4. Adjust SVM soft spacing
SVM implements a softening factor, which "softens" the margins: that is, it allows certain points to enter the margins if a better match is allowed.
The hardness of the edge is controlled by an adjustment parameter, usually called C
.
For very large ones C
, the margins are hard and the points cannot enter.
For smaller ones C
, the edges are softer and can be expanded and contain some points.
Adjust C parameters
- When C approaches infinity: it means that there must be no errors in the classification strictly
- When C tends to be small: it means there can be greater error tolerance
The optimal values for the parameters C
will depend on your data set and should be tuned using cross-validation or a similar process
1. Data
X, y = make_blobs(n_samples=100, centers=2,
random_state=0, cluster_std=0.8)
plt.scatter(X[:, 0], X[:, 1], c=y, s=50, cmap='autumn');
2. C= 10, and C= 0.1
fig, ax = plt.subplots(1, 2, figsize=(16, 6))
fig.subplots_adjust(left=0.0625, right=0.95, wspace=0.1)
for axi, C in zip(ax, [10.0, 0.1]):
model = SVC(kernel='linear', C=C).fit(X, y)
axi.scatter(X[:, 0], X[:, 1], c=y, s=50, cmap='autumn')
plot_svc_decision_function(model, axi)
axi.scatter(model.support_vectors_[:, 0],
model.support_vectors_[:, 1],
s=300, lw=1, facecolors='none');
axi.set_title('C = {0:.1f}'.format(C), size=14)
3、gama = 10, 与gama = 0.1
X, y = make_blobs(n_samples=100, centers=2,
random_state=0, cluster_std=1.1)
fig, ax = plt.subplots(1, 2, figsize=(16, 6))
fig.subplots_adjust(left=0.0625, right=0.95, wspace=0.1)
for axi, gamma in zip(ax, [10.0, 0.1]):
model = SVC(kernel='rbf', gamma=gamma).fit(X, y)
axi.scatter(X[:, 0], X[:, 1], c=y, s=50, cmap='autumn')

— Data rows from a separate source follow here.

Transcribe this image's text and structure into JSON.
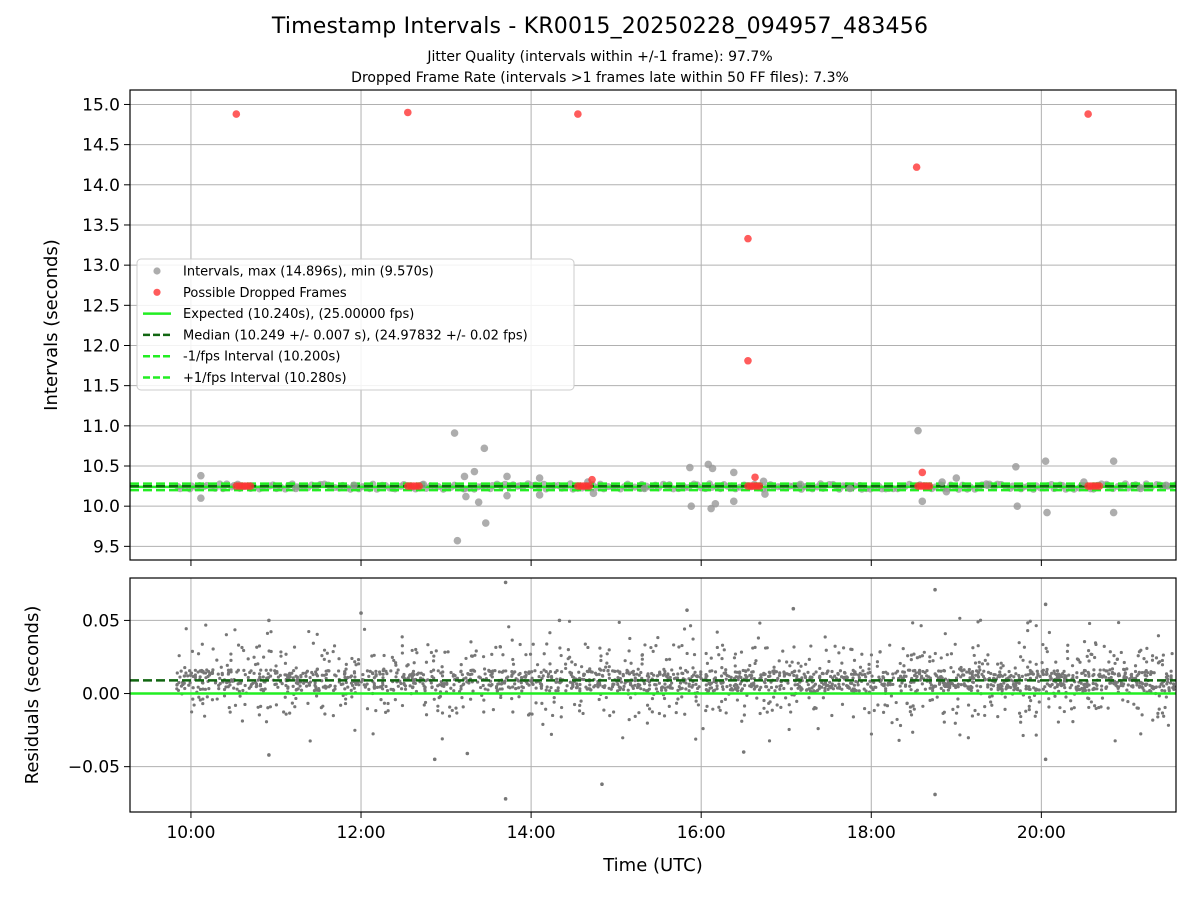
{
  "chart_data": [
    {
      "type": "scatter",
      "title": "Timestamp Intervals - KR0015_20250228_094957_483456",
      "subtitle_lines": [
        "Jitter Quality (intervals within +/-1 frame): 97.7%",
        "Dropped Frame Rate (intervals >1 frames late within 50 FF files): 7.3%"
      ],
      "xlabel": "",
      "ylabel": "Intervals (seconds)",
      "xlim": [
        "09:17",
        "21:35"
      ],
      "ylim": [
        9.33,
        15.18
      ],
      "x_ticks": [
        "10:00",
        "12:00",
        "14:00",
        "16:00",
        "18:00",
        "20:00"
      ],
      "y_ticks": [
        "9.5",
        "10.0",
        "10.5",
        "11.0",
        "11.5",
        "12.0",
        "12.5",
        "13.0",
        "13.5",
        "14.0",
        "14.5",
        "15.0"
      ],
      "grid": true,
      "legend_position": "center-left",
      "legend": [
        "Intervals, max (14.896s), min (9.570s)",
        "Possible Dropped Frames",
        "Expected (10.240s), (25.00000 fps)",
        "Median (10.249 +/- 0.007 s), (24.97832 +/- 0.02 fps)",
        "-1/fps Interval (10.200s)",
        "+1/fps Interval (10.280s)"
      ],
      "reference_lines": [
        {
          "name": "Expected",
          "y": 10.24,
          "style": "solid",
          "color": "#22ee22"
        },
        {
          "name": "Median",
          "y": 10.249,
          "style": "dashed",
          "color": "#116611"
        },
        {
          "name": "-1/fps Interval",
          "y": 10.2,
          "style": "dashed",
          "color": "#22ee22"
        },
        {
          "name": "+1/fps Interval",
          "y": 10.28,
          "style": "dashed",
          "color": "#22ee22"
        }
      ],
      "series": [
        {
          "name": "Intervals",
          "color": "#999999",
          "points": [
            [
              "10:07",
              10.38
            ],
            [
              "10:07",
              10.1
            ],
            [
              "13:06",
              10.91
            ],
            [
              "13:08",
              9.57
            ],
            [
              "13:13",
              10.37
            ],
            [
              "13:14",
              10.12
            ],
            [
              "13:20",
              10.43
            ],
            [
              "13:23",
              10.05
            ],
            [
              "13:27",
              10.72
            ],
            [
              "13:28",
              9.79
            ],
            [
              "13:43",
              10.37
            ],
            [
              "13:43",
              10.13
            ],
            [
              "14:06",
              10.35
            ],
            [
              "14:06",
              10.14
            ],
            [
              "14:40",
              10.3
            ],
            [
              "14:44",
              10.16
            ],
            [
              "15:52",
              10.48
            ],
            [
              "15:53",
              10.0
            ],
            [
              "16:05",
              10.52
            ],
            [
              "16:07",
              9.97
            ],
            [
              "16:08",
              10.47
            ],
            [
              "16:10",
              10.03
            ],
            [
              "16:23",
              10.42
            ],
            [
              "16:23",
              10.06
            ],
            [
              "16:44",
              10.31
            ],
            [
              "16:45",
              10.15
            ],
            [
              "18:33",
              10.94
            ],
            [
              "18:36",
              10.06
            ],
            [
              "18:50",
              10.3
            ],
            [
              "18:53",
              10.18
            ],
            [
              "19:00",
              10.35
            ],
            [
              "19:42",
              10.49
            ],
            [
              "19:43",
              10.0
            ],
            [
              "20:03",
              10.56
            ],
            [
              "20:04",
              9.92
            ],
            [
              "20:30",
              10.3
            ],
            [
              "20:51",
              10.56
            ],
            [
              "20:51",
              9.92
            ],
            [
              "10:33",
              10.27
            ],
            [
              "11:14",
              10.22
            ],
            [
              "11:55",
              10.26
            ],
            [
              "12:44",
              10.27
            ],
            [
              "15:20",
              10.22
            ],
            [
              "17:10",
              10.27
            ],
            [
              "17:45",
              10.22
            ],
            [
              "19:22",
              10.26
            ],
            [
              "21:10",
              10.22
            ],
            [
              "21:28",
              10.26
            ]
          ]
        },
        {
          "name": "Possible Dropped Frames",
          "color": "#ff3333",
          "points": [
            [
              "10:32",
              14.88
            ],
            [
              "12:33",
              14.9
            ],
            [
              "14:33",
              14.88
            ],
            [
              "16:33",
              13.33
            ],
            [
              "16:33",
              11.81
            ],
            [
              "18:32",
              14.22
            ],
            [
              "20:33",
              14.88
            ],
            [
              "14:43",
              10.33
            ],
            [
              "16:38",
              10.36
            ],
            [
              "18:36",
              10.42
            ],
            [
              "10:32",
              10.25
            ],
            [
              "10:34",
              10.25
            ],
            [
              "10:36",
              10.25
            ],
            [
              "10:38",
              10.25
            ],
            [
              "10:40",
              10.25
            ],
            [
              "10:42",
              10.25
            ],
            [
              "12:33",
              10.25
            ],
            [
              "12:35",
              10.25
            ],
            [
              "12:37",
              10.25
            ],
            [
              "12:39",
              10.25
            ],
            [
              "12:41",
              10.25
            ],
            [
              "14:33",
              10.25
            ],
            [
              "14:35",
              10.25
            ],
            [
              "14:37",
              10.25
            ],
            [
              "14:39",
              10.25
            ],
            [
              "14:41",
              10.25
            ],
            [
              "16:33",
              10.25
            ],
            [
              "16:35",
              10.25
            ],
            [
              "16:37",
              10.25
            ],
            [
              "16:39",
              10.25
            ],
            [
              "16:41",
              10.25
            ],
            [
              "18:33",
              10.25
            ],
            [
              "18:35",
              10.25
            ],
            [
              "18:37",
              10.25
            ],
            [
              "18:39",
              10.25
            ],
            [
              "18:41",
              10.25
            ],
            [
              "20:33",
              10.25
            ],
            [
              "20:35",
              10.25
            ],
            [
              "20:37",
              10.25
            ],
            [
              "20:39",
              10.25
            ],
            [
              "20:41",
              10.25
            ]
          ]
        }
      ]
    },
    {
      "type": "scatter",
      "title": "",
      "xlabel": "Time (UTC)",
      "ylabel": "Residuals (seconds)",
      "xlim": [
        "09:17",
        "21:35"
      ],
      "ylim": [
        -0.081,
        0.079
      ],
      "x_ticks": [
        "10:00",
        "12:00",
        "14:00",
        "16:00",
        "18:00",
        "20:00"
      ],
      "y_ticks": [
        "0.05",
        "0.00",
        "−0.05"
      ],
      "grid": true,
      "reference_lines": [
        {
          "name": "Expected",
          "y": 0.0,
          "style": "solid",
          "color": "#22ee22"
        },
        {
          "name": "Median",
          "y": 0.009,
          "style": "dashed",
          "color": "#116611"
        }
      ],
      "series": [
        {
          "name": "Residuals",
          "color": "#777777",
          "time_range": [
            "09:50",
            "21:34"
          ],
          "center": 0.009,
          "typical_spread": 0.006,
          "outliers": [
            [
              "13:42",
              0.076
            ],
            [
              "13:42",
              -0.072
            ],
            [
              "14:50",
              -0.062
            ],
            [
              "18:45",
              0.071
            ],
            [
              "18:45",
              -0.069
            ],
            [
              "20:03",
              0.061
            ],
            [
              "20:03",
              -0.045
            ],
            [
              "10:55",
              0.05
            ],
            [
              "12:00",
              0.055
            ],
            [
              "15:50",
              0.057
            ],
            [
              "17:05",
              0.058
            ],
            [
              "13:15",
              -0.041
            ],
            [
              "10:55",
              -0.042
            ],
            [
              "12:52",
              -0.045
            ],
            [
              "14:20",
              0.05
            ],
            [
              "16:30",
              -0.04
            ]
          ]
        }
      ]
    }
  ]
}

plot_svc_decision_function(model, axi)
axi.scatter(model.support_vectors_[:, 0],
model.support_vectors_[:, 1],
s=300, lw=1, facecolors='none');
axi.set_title('gamma = {0:.1f}'.format(gamma), size=14)
5. SVM implements face recognition
Use labeled faces from the Wild dataset, which contains thousands of collated photos of various public figures. Getters for datasets are built into Scikit-Learn.